– Й-ех! – закричал он. – Свезло! Всегда бы так!
В толпе загомонили. Федос умудрился с первого раза вытащить лучшую полосу на самой середине поля, где ещё с осени Потапов раскидал
несколько телег навоза. Мироед крякнул, но не сказал ничего, лишь когда Федос отошёл от шапки, сам шагнул вперёд, веско объявив:
– Моя очередь!
Никто не возражал, а Платон и подавно. Резы его, шапка, опять же, его, значит, и очередь ему последняя. Не мужицкими пальцами чурки на
ощупь различать, а всё бережёного бог бережёт: резчику выбора нет.
Мужики подходили один за другим, тянули жребии, отходили, кто площадно ругаясь, кто довольно покряхтывая. Радоваться вслух, как Федос
Шапoшников, было неприлично. Платон стоял с шапкой в руках, как нищий под окном, и постепенно всё больше мрачнел. Один за другим уплывали
лучшие куски земли, словно соседи выбирали долю зрячей рукой. Оставалось надеяться, что недоглядел чего или спутал в общей неразберихе.
Хотя, куда там надеяться, глаза при себе, куда хотели, туда глядели. И когда последним отошёл, унося свой жребий, гугнивый Ванька Зайцев,
Платон попросту вывернул шапку, и на землю пали две окраинных чурки, несущих самую худую долю. Один клинышек на песке у дороги, а второй –
суглинок под лесом. Клин – это не полоса, на ней с сошкой не развернёшься и, как ни старайся, ровной пахоты не выйдет. При дороге всякий
прохожий сорвёт на пробу колосок, и к жатве так проредят посев, что и убирать будет нечего. А у леса, как ни бейся, всегда сорняки. Потравы
от кабанов и зайцев там тоже самые большие. Не дело, чтобы все несчастья в одну семью, а попробуй против мира и судьбы слово скажи: кольями
побить могут. Сам чурки резал, сам шапку держал – жалуйся на недолю кому хочешь. От мира жалости не дождёшься, не свой же пай уступать, вот
и молчат смущённо, лишь Федос и здесь не умолчал, брякнул вслух:
– Во как, бог не Микешка, всю правду видит.
И то верно, никто как бог: он талан не поровну делит и, кого захочет, безвинно со свету сживает.
Платон уронил шапку на проклятые чурки и медленно побрёл из круга.
– Батя, ты куда? – Микита, которому как мужику было позволено присутствовать при разделе земли, так ничего и не понял.
Платон не обернулся. Микитка подхватил оброненную шапку и никому не нужные жеребья и побежал следом.
Ноги сами вели в кабак. Сын помер, Платон на трезвую душу горевал, а тут… семьёй по миру идти – считай, та же смерть.
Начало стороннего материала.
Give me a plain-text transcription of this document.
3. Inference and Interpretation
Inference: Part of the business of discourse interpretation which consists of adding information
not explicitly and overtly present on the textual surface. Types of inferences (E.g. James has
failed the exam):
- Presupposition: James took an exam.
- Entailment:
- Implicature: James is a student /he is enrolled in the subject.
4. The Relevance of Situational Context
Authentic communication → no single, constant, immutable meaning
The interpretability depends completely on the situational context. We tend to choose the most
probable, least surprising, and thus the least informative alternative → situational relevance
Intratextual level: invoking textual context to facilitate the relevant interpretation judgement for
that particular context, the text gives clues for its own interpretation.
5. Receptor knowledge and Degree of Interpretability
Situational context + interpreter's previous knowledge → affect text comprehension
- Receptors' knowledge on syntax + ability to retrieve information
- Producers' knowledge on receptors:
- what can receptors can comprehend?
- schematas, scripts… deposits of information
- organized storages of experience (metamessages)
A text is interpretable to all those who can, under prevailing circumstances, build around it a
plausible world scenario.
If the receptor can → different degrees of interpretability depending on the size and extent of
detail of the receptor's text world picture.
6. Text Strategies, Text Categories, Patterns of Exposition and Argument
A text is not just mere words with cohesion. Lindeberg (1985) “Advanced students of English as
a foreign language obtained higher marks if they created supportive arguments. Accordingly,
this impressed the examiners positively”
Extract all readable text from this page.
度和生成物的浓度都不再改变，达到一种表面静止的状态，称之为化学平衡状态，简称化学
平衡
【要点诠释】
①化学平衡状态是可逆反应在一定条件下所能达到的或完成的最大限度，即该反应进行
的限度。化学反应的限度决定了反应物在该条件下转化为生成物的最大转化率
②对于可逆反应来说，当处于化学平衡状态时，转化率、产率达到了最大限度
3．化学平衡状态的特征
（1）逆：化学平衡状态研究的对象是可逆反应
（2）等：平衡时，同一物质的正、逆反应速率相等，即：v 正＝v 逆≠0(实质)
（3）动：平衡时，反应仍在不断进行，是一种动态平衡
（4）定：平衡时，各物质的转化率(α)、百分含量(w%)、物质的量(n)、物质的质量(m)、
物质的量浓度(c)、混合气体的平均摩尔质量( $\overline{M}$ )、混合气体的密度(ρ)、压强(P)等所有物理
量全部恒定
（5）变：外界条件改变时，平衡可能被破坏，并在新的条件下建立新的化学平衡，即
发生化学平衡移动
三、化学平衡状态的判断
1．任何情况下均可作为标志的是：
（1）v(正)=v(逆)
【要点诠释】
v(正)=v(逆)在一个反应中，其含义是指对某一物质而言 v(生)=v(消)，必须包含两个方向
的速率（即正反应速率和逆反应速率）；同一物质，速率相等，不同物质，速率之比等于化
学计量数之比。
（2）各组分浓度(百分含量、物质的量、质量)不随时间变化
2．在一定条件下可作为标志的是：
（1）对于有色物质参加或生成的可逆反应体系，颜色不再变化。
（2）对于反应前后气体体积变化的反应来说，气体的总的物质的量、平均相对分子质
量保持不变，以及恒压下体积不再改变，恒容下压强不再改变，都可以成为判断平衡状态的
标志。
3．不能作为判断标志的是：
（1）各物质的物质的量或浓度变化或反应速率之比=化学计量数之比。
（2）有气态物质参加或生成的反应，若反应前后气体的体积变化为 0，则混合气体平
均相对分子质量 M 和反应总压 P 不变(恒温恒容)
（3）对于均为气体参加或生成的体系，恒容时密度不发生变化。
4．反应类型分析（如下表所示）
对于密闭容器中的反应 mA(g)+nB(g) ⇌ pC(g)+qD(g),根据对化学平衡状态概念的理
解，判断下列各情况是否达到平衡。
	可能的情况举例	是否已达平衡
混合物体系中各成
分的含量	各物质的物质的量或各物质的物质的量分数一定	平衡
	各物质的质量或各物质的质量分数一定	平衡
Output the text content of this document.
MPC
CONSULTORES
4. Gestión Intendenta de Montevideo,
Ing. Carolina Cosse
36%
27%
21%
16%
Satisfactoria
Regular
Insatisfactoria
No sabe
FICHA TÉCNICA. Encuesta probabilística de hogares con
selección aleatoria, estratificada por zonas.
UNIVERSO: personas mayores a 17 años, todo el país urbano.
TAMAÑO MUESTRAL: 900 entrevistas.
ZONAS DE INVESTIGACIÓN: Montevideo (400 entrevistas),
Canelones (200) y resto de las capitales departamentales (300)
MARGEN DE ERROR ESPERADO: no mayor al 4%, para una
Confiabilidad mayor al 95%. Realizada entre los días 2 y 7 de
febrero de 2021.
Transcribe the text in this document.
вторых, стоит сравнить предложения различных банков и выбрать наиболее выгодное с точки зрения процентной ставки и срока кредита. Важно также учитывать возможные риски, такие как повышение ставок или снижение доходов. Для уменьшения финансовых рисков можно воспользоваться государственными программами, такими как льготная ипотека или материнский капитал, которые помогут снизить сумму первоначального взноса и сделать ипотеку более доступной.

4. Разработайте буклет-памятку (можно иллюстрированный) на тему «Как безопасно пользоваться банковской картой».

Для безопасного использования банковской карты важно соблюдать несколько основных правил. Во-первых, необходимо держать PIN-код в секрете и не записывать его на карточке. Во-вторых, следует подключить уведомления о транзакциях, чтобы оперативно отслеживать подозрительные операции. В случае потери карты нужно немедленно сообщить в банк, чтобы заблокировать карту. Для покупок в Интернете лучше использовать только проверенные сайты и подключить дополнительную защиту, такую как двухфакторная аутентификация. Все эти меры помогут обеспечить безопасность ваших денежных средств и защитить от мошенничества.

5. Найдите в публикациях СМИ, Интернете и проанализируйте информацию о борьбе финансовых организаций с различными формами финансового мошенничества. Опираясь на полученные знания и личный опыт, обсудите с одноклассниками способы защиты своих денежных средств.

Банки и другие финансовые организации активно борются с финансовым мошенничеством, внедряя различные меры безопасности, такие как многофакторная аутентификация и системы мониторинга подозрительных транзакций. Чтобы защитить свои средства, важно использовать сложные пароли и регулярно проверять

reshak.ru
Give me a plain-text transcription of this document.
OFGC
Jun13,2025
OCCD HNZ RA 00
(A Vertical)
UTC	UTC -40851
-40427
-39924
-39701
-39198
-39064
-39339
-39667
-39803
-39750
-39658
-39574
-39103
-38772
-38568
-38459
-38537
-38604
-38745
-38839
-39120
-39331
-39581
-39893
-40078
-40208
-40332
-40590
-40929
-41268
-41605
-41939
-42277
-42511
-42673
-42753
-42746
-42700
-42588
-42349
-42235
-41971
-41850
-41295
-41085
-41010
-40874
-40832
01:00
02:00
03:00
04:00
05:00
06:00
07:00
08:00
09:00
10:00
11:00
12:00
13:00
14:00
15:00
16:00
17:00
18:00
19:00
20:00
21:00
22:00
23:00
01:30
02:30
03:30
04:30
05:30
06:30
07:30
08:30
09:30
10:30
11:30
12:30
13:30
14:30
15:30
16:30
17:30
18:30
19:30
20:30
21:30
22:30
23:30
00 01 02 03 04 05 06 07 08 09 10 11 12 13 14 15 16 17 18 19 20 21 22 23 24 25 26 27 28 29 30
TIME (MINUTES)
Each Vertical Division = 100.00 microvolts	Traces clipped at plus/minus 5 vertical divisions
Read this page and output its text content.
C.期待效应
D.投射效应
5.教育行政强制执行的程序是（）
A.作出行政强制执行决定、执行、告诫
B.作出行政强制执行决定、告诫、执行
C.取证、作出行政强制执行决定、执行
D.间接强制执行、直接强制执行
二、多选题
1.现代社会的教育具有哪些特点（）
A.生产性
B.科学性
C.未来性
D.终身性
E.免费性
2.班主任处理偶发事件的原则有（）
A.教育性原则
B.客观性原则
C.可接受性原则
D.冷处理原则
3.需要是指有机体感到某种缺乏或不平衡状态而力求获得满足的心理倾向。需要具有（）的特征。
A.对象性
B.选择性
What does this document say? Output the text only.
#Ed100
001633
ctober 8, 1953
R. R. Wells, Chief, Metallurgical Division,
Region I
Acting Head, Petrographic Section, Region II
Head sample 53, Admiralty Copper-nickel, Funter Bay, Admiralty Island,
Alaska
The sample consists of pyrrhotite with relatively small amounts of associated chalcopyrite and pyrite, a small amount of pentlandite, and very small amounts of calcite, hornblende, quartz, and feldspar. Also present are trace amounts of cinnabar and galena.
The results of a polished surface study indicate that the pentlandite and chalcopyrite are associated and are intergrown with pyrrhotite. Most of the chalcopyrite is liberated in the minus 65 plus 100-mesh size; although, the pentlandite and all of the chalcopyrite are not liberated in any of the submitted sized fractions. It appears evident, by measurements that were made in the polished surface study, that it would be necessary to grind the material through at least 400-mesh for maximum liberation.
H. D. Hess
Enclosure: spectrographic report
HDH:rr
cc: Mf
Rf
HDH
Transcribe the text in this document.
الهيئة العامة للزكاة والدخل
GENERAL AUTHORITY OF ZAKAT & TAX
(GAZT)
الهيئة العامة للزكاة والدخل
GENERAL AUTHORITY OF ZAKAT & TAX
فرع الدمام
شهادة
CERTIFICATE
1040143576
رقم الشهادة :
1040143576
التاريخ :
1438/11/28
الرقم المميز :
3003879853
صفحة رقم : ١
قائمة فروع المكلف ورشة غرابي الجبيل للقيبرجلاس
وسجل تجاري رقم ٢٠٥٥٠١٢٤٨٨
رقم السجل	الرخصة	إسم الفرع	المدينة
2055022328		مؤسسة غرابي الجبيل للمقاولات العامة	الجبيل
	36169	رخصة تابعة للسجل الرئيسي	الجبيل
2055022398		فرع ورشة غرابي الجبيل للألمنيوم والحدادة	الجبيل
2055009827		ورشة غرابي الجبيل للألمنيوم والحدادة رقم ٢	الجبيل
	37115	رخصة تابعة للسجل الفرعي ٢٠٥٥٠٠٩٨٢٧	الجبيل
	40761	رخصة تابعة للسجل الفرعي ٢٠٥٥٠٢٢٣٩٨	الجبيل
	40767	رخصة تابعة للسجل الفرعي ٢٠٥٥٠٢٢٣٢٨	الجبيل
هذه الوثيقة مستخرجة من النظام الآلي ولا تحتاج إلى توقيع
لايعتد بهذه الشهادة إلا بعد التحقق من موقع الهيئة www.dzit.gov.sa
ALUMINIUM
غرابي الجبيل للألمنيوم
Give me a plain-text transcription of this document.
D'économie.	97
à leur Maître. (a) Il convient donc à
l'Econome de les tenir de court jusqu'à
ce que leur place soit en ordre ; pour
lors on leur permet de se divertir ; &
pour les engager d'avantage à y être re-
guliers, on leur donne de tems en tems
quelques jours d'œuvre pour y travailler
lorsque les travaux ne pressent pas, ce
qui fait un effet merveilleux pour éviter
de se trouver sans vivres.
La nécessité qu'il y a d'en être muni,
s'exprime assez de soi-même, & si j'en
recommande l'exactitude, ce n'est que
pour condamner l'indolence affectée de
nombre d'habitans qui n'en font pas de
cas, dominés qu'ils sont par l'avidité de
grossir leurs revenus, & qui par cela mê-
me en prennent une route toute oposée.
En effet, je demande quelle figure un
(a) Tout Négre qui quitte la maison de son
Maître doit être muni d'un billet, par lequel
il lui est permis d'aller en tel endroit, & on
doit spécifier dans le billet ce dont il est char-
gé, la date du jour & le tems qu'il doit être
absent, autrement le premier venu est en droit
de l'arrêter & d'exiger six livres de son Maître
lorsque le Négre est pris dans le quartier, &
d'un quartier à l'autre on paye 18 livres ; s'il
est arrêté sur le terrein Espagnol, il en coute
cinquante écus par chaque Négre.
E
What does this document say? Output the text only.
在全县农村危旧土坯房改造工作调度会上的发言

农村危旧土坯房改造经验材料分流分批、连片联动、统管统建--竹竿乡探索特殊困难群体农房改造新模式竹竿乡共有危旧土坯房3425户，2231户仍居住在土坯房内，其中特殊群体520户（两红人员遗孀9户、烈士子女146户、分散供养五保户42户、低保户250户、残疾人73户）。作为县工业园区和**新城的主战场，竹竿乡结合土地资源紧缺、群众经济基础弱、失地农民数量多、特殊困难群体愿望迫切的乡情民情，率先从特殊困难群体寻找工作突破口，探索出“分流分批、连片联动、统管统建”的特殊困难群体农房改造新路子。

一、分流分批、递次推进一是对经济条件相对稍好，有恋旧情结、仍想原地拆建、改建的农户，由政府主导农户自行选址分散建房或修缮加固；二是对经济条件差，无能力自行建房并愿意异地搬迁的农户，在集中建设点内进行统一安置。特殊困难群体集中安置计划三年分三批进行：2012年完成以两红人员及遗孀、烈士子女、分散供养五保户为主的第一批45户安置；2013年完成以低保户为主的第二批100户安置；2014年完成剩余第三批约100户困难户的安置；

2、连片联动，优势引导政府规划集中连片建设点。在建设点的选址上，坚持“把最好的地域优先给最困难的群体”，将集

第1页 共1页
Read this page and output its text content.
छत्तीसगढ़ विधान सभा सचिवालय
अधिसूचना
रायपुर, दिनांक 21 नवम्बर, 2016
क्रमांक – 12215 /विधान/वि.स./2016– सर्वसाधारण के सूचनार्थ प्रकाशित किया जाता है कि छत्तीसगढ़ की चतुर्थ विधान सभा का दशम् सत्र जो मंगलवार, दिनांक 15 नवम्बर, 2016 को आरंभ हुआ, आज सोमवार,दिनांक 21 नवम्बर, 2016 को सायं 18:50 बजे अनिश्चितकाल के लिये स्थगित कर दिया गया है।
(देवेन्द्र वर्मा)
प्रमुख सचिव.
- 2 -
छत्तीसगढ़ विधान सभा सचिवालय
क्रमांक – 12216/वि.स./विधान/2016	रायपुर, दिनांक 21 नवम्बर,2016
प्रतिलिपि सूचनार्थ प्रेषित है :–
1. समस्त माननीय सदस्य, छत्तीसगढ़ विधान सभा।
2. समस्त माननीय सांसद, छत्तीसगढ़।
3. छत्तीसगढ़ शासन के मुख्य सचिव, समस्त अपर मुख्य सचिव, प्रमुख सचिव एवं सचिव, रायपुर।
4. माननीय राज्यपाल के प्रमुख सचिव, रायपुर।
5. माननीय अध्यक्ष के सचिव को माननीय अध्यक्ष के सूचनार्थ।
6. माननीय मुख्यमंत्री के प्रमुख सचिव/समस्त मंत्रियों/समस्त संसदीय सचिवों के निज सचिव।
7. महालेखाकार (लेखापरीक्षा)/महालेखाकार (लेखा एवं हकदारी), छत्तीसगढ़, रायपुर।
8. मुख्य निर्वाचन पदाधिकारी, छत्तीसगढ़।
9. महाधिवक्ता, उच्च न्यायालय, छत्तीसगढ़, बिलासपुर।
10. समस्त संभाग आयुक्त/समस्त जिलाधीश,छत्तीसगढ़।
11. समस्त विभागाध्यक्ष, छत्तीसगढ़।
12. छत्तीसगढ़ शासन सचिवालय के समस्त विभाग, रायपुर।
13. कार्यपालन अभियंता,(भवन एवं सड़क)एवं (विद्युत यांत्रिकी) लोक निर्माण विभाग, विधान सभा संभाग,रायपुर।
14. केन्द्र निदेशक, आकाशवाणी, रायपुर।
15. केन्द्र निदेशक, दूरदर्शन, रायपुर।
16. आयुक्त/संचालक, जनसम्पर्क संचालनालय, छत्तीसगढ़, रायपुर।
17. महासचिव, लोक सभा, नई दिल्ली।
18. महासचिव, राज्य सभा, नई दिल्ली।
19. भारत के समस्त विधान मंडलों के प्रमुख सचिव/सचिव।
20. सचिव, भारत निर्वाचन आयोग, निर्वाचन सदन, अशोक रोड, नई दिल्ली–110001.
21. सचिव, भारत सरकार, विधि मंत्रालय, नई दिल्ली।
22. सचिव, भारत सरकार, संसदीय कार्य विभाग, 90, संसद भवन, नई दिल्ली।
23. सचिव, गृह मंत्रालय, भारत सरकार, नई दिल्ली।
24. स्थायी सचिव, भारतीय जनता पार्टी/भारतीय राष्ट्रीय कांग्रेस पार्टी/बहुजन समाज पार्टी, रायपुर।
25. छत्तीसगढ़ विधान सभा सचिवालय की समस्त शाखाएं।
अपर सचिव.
Кабак по виду та же изба, а сто?т поперёк всего мирского строения. В нормальную избу вход с проулочка, на дорогу глядят лишь окна, под
которыми тянут Лазаря мирские захребетники. Потому у деревенских богачей под окнами палисадничек разбит, отгородиться цветочками от людской
худобы. А в кабак да в церковь завсегда с улицы вход. У кабака ещё и коновязь не поленятся поставить: милости просим, гости дорогие!
Покамест в кабаке было пусто, все мужики собрались на делёж земли, но целовальник – Иван Гордеич – стоял на пороге, ожидая питухов. Знал,
что сегодня день выдастся горячий, одни придут спрыснуть радость, другие – залить горе.
– Наше вам почтение, – приветствовал целовальник Платона. Платон был в кабаке гостем редким, а к таким шинкарь относился с особым
уважением.
– Батя, батя!.. – Микитка дёргал отца за полу, но Платон не слышал. Он стоял, тяжко соображая, чего ради его сюда занесло. И лишь появление
Федоса Шапoшникова вывело его из прострации.